4人の女子高生のそれぞれの恋や葛藤にまつわるオムニバス的な作品で、美しくもほろ苦い青春譚に仕上がっていました。
恋人との不意な別れ、先生への憧れ、彼氏との小さな葛藤…どれも体験したことはありませんが、青春だなぁと感じるシーンがたくさんありました。教室にこっそり入って食べる給食、先生との秘密の放課後、地元を離れるか否かでの喧嘩、軽音部の笑い物がその殻を破る瞬間、どれも成長へと繋がっていくのが上手い演出だなと思いました。
河合優実さん演じる山城まなみは超真面目な優等生、卒業式の答辞もやるという立派な生徒、彼氏との普段も楽しそうですし、とても順風満帆だなと思っていましたが、途中で暗雲が。彼氏が落下なのか自殺なのか…死んでしまい、まなみは深い傷を負ってしまいます。途中で作田さんが「山城さんも頑張ってるんだから、私も頑張らなきゃ」というセリフはここに繋がっていたなと感心しました。国連にするための弁当に刺す国旗もまだまだ足りず、幸せそうな2人を襲う悲劇には胸が痛みました。

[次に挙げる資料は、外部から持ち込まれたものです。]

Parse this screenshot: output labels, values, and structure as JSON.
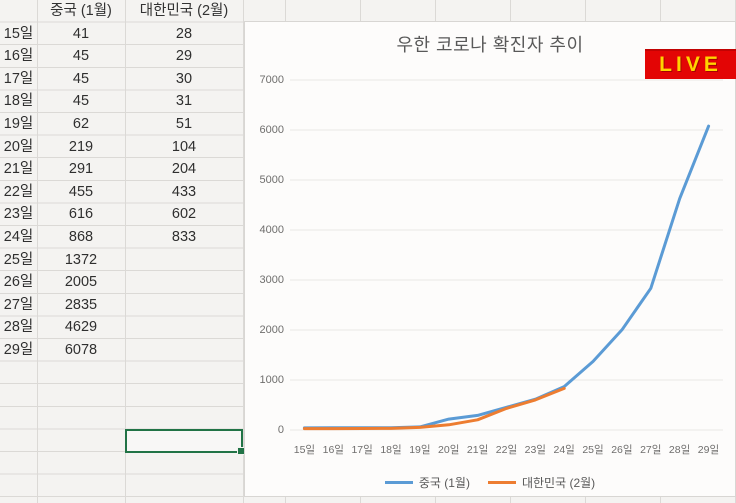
{
  "spreadsheet": {
    "columns": [
      "",
      "중국 (1월)",
      "대한민국 (2월)"
    ],
    "rows": [
      {
        "day": "15일",
        "china": "41",
        "korea": "28"
      },
      {
        "day": "16일",
        "china": "45",
        "korea": "29"
      },
      {
        "day": "17일",
        "china": "45",
        "korea": "30"
      },
      {
        "day": "18일",
        "china": "45",
        "korea": "31"
      },
      {
        "day": "19일",
        "china": "62",
        "korea": "51"
      },
      {
        "day": "20일",
        "china": "219",
        "korea": "104"
      },
      {
        "day": "21일",
        "china": "291",
        "korea": "204"
      },
      {
        "day": "22일",
        "china": "455",
        "korea": "433"
      },
      {
        "day": "23일",
        "china": "616",
        "korea": "602"
      },
      {
        "day": "24일",
        "china": "868",
        "korea": "833"
      },
      {
        "day": "25일",
        "china": "1372",
        "korea": ""
      },
      {
        "day": "26일",
        "china": "2005",
        "korea": ""
      },
      {
        "day": "27일",
        "china": "2835",
        "korea": ""
      },
      {
        "day": "28일",
        "china": "4629",
        "korea": ""
      },
      {
        "day": "29일",
        "china": "6078",
        "korea": ""
      }
    ],
    "selection": {
      "column": "대한민국 (2월)",
      "value": ""
    }
  },
  "live_badge": {
    "label": "LIVE",
    "bg_color": "#e30505",
    "text_color": "#ffd400"
  },
  "colors": {
    "selection_green": "#217346",
    "series_china_blue": "#5B9BD5",
    "series_korea_orange": "#ED7D31"
  },
  "chart_data": {
    "type": "line",
    "title": "우한 코로나 확진자 추이",
    "categories": [
      "15일",
      "16일",
      "17일",
      "18일",
      "19일",
      "20일",
      "21일",
      "22일",
      "23일",
      "24일",
      "25일",
      "26일",
      "27일",
      "28일",
      "29일"
    ],
    "series": [
      {
        "name": "중국 (1월)",
        "color": "#5B9BD5",
        "values": [
          41,
          45,
          45,
          45,
          62,
          219,
          291,
          455,
          616,
          868,
          1372,
          2005,
          2835,
          4629,
          6078
        ]
      },
      {
        "name": "대한민국 (2월)",
        "color": "#ED7D31",
        "values": [
          28,
          29,
          30,
          31,
          51,
          104,
          204,
          433,
          602,
          833
        ]
      }
    ],
    "xlabel": "",
    "ylabel": "",
    "ylim": [
      0,
      7000
    ],
    "y_ticks": [
      0,
      1000,
      2000,
      3000,
      4000,
      5000,
      6000,
      7000
    ],
    "grid": true,
    "legend_position": "bottom"
  }
}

小野莉奈さん演じる後藤由貴は彼氏と少し揉め事。地元に残る選択をした彼氏と、東京で心理学を学びたい由貴、これだけなら仕方ないで済むけれど、学校の取り壊し跡地の意見で揉めてしまい、その後もちょっとギスギス。話し合いをしようにもうまく言葉がまとまらず。何度「寺田ぁ!」と喝を入れたくなったことか笑
でも卒業式後、屋上で無事に和解、そこで花火を2人でする、あぁなんて青春なんだろうと何故かウルッときてしまいました。
中井友望さん演じる作田詩織は図書室にいる先生に憧れるぼっちちゃん。1人が好きというか仲間の輪に入るのが苦手で、図書室での先生との会話を楽しむ子。そんな子が一歩踏み出すためにクラスメイトと話したりするも、どうにも上手くいかず。それでも卒業式の日、気にかけてくれてた子やその友達から卒業アルバムにメッセージがたくさん書き込まれており、満面の笑顔が映って、こちらも幸せを感じる一幕になっていました。

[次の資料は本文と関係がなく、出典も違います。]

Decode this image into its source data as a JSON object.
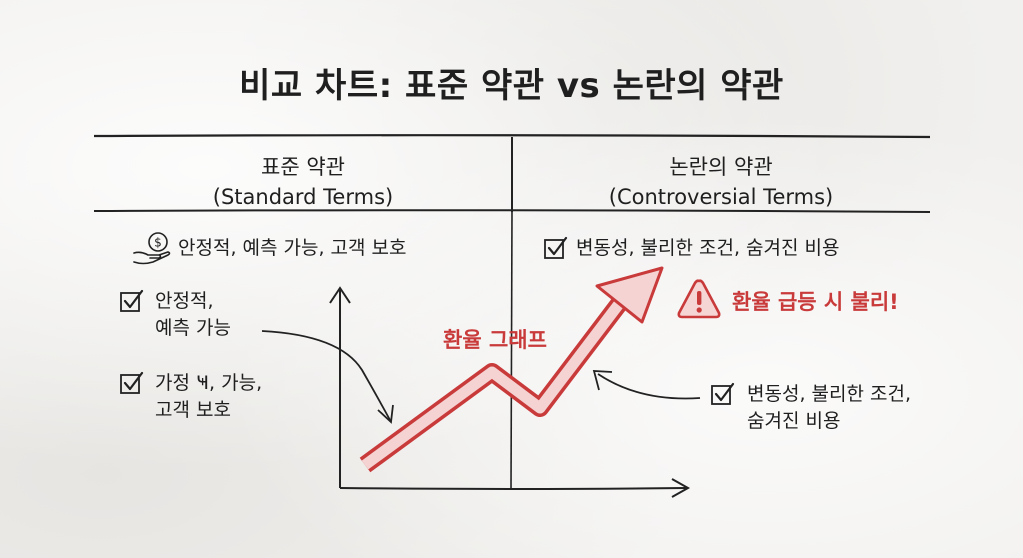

個人的にクリーンヒットだったのは神田杏子を演じた小宮山莉緒さん。今作で初めて拝見しましたが、17歳!?映画初出演!?とは思えないくらいの安定感と存在感を放っていて心を奪われました。学生時代に彼女みたいな人がいたら絶対に惚れていました。さりげなくの行動一つ一つが優しいですし、2人乗りなんてまぁ///となってしまうほど魅力的なキャラクターでした。

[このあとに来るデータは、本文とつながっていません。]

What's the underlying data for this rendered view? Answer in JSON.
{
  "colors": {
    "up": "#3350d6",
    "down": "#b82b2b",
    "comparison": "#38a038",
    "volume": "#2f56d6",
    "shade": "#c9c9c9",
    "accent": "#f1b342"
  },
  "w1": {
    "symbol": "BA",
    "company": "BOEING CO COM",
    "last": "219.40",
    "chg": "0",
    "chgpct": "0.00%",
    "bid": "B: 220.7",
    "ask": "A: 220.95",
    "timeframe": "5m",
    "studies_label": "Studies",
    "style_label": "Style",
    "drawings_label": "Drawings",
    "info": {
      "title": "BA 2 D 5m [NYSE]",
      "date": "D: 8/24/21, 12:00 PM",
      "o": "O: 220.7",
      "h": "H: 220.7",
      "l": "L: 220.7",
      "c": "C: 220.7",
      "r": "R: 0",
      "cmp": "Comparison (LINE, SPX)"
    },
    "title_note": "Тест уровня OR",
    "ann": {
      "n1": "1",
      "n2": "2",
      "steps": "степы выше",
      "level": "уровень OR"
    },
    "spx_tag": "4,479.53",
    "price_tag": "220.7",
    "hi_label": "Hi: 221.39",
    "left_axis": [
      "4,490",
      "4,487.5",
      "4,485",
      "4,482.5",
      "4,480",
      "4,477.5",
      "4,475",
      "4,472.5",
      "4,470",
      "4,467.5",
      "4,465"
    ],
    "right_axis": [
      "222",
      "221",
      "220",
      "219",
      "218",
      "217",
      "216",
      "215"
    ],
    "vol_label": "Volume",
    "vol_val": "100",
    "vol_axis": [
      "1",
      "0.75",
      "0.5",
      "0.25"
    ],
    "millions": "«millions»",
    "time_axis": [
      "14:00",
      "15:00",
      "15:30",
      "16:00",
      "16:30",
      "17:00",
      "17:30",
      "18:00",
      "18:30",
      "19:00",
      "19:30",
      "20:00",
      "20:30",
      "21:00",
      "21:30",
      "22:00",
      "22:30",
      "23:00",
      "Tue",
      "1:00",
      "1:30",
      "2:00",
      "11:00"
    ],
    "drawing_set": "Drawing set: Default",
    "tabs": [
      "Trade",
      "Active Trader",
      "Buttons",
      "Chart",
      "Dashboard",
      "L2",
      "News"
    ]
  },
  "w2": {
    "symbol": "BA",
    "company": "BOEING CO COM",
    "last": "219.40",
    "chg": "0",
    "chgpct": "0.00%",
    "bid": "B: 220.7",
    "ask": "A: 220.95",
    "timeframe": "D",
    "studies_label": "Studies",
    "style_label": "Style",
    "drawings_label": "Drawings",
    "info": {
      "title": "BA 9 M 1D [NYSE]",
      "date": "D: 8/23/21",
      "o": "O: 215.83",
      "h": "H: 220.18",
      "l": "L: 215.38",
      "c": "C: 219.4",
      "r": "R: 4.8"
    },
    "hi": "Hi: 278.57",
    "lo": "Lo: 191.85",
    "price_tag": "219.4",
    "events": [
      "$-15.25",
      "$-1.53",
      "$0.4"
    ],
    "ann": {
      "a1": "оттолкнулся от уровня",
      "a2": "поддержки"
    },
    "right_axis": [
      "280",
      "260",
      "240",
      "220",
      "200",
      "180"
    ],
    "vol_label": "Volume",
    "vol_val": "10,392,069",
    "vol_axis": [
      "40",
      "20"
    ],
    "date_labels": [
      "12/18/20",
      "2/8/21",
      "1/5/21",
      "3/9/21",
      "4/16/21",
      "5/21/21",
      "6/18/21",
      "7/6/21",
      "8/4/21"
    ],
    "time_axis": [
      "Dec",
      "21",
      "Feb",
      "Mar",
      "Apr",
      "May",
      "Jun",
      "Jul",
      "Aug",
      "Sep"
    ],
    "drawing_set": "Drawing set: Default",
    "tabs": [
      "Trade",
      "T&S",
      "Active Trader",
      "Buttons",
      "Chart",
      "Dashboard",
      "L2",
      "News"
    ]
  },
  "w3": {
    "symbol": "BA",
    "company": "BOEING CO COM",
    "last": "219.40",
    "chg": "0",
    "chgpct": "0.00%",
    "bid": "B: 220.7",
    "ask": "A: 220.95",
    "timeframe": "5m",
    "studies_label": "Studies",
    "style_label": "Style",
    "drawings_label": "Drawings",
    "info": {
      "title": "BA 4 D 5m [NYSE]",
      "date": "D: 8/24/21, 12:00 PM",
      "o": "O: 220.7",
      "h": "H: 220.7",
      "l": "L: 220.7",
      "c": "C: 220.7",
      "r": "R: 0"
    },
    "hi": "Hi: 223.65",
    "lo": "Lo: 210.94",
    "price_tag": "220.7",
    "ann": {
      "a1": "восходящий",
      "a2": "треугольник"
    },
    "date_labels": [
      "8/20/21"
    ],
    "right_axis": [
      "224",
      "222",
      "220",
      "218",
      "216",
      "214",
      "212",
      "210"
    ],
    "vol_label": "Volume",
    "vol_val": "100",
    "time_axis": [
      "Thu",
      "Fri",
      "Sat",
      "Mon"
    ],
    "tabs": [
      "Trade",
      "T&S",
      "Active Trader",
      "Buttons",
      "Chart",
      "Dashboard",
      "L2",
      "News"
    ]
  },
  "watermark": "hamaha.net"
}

高校の卒業式、もう何年も前になってだいぶ色褪せてきてはいますが、あの時しか体験できなかった事って沢山あったなとしみじみと思いました。学校帰りの買い食いにカラオケ、ちょっとだけ遠出したり、ささやかな恋をしたり、そんな思い出を全部総括してくれたのが卒業式で、何か無いかなと地味に最後の方まで学校に残っていた記憶があります。映画を通して思い出が蘇るってのも中々に乙だなぁと思いました。素敵な映画をどうもありがとうございます。